That’s the name of a place in Wales. Truly. My Auntie Mavis knew how to say it. I don’t. Do you? (The videos down the page might help).
So how is it that a Welsh village acquired such a name? Well, today if you address an envelope to a resident and don’t want to write the whole thing (it would run off the right-hand side of most envelopes anyway) you’ll find that it’s commonly abbreviated to Llanfairpwllgwyngyll.
Another abbreviation (probably the best one to use if you’re tweeting) is Llanfair PG.
The whole word means, and breaks down thus:
Parish [church] of [St.] Mary (Llanfair) [in] Hollow (pwll) of the White Hazel [township] (gwyn gyll) near (go ger) the rapid whirlpool (y chwyrn drobwll) [and] the parish [church] of [St.] Tysilio (Llantysilio) with a red cave ([a]g ogo[f] goch).
Actually, the full, long name is a result of a bright Victorian advertising stunt.
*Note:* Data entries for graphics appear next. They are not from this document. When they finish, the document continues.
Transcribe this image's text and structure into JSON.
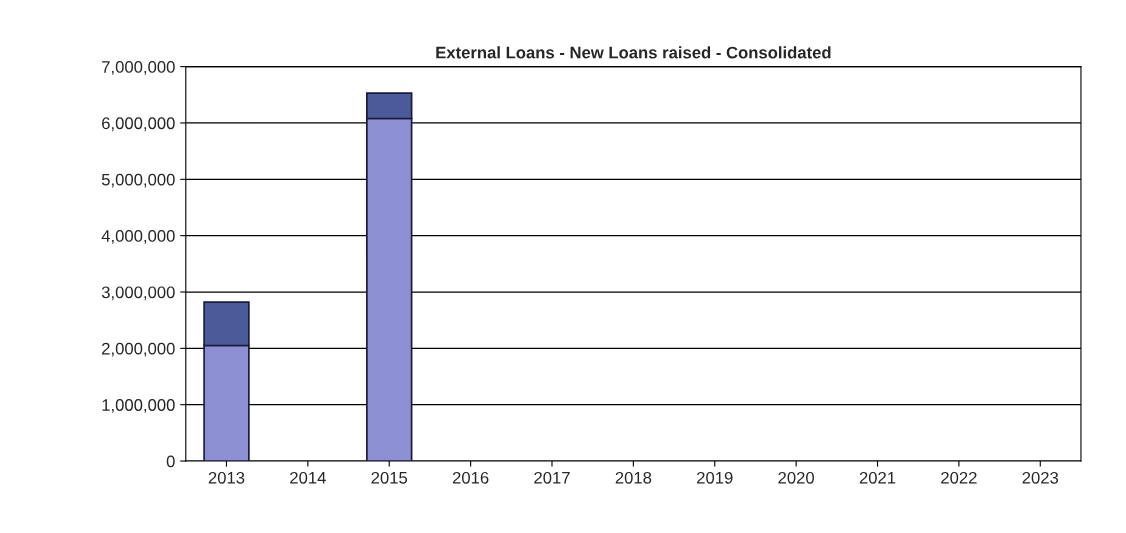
{
  "chart_data": {
    "type": "bar",
    "title": "External Loans - New Loans raised - Consolidated",
    "categories": [
      "2013",
      "2014",
      "2015",
      "2016",
      "2017",
      "2018",
      "2019",
      "2020",
      "2021",
      "2022",
      "2023"
    ],
    "stacked": true,
    "series": [
      {
        "color": "#8c90d2",
        "values": [
          2050000,
          null,
          6080000,
          null,
          null,
          null,
          null,
          null,
          null,
          null,
          null
        ]
      },
      {
        "color": "#4b5a98",
        "values": [
          770000,
          null,
          450000,
          null,
          null,
          null,
          null,
          null,
          null,
          null,
          null
        ]
      }
    ],
    "ylim": [
      0,
      7000000
    ],
    "yticks": [
      {
        "value": 0,
        "label": "0"
      },
      {
        "value": 1000000,
        "label": "1,000,000"
      },
      {
        "value": 2000000,
        "label": "2,000,000"
      },
      {
        "value": 3000000,
        "label": "3,000,000"
      },
      {
        "value": 4000000,
        "label": "4,000,000"
      },
      {
        "value": 5000000,
        "label": "5,000,000"
      },
      {
        "value": 6000000,
        "label": "6,000,000"
      },
      {
        "value": 7000000,
        "label": "7,000,000"
      }
    ],
    "grid": "y",
    "legend": false
  }
}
Wales has long been a place that has attracted tourists – mainly because of its stunning scenery and extensive coastal areas. Plus, of course, its history.
But the name was extended by an unknown resident in 1860 in order to create interest and get attention from the media. I suppose the fact that the village has been called Llanfairpwllgwyngyllgogerychwyrndrobwllllantysiliogogogoch since those days give it a good provenance and a history of its own.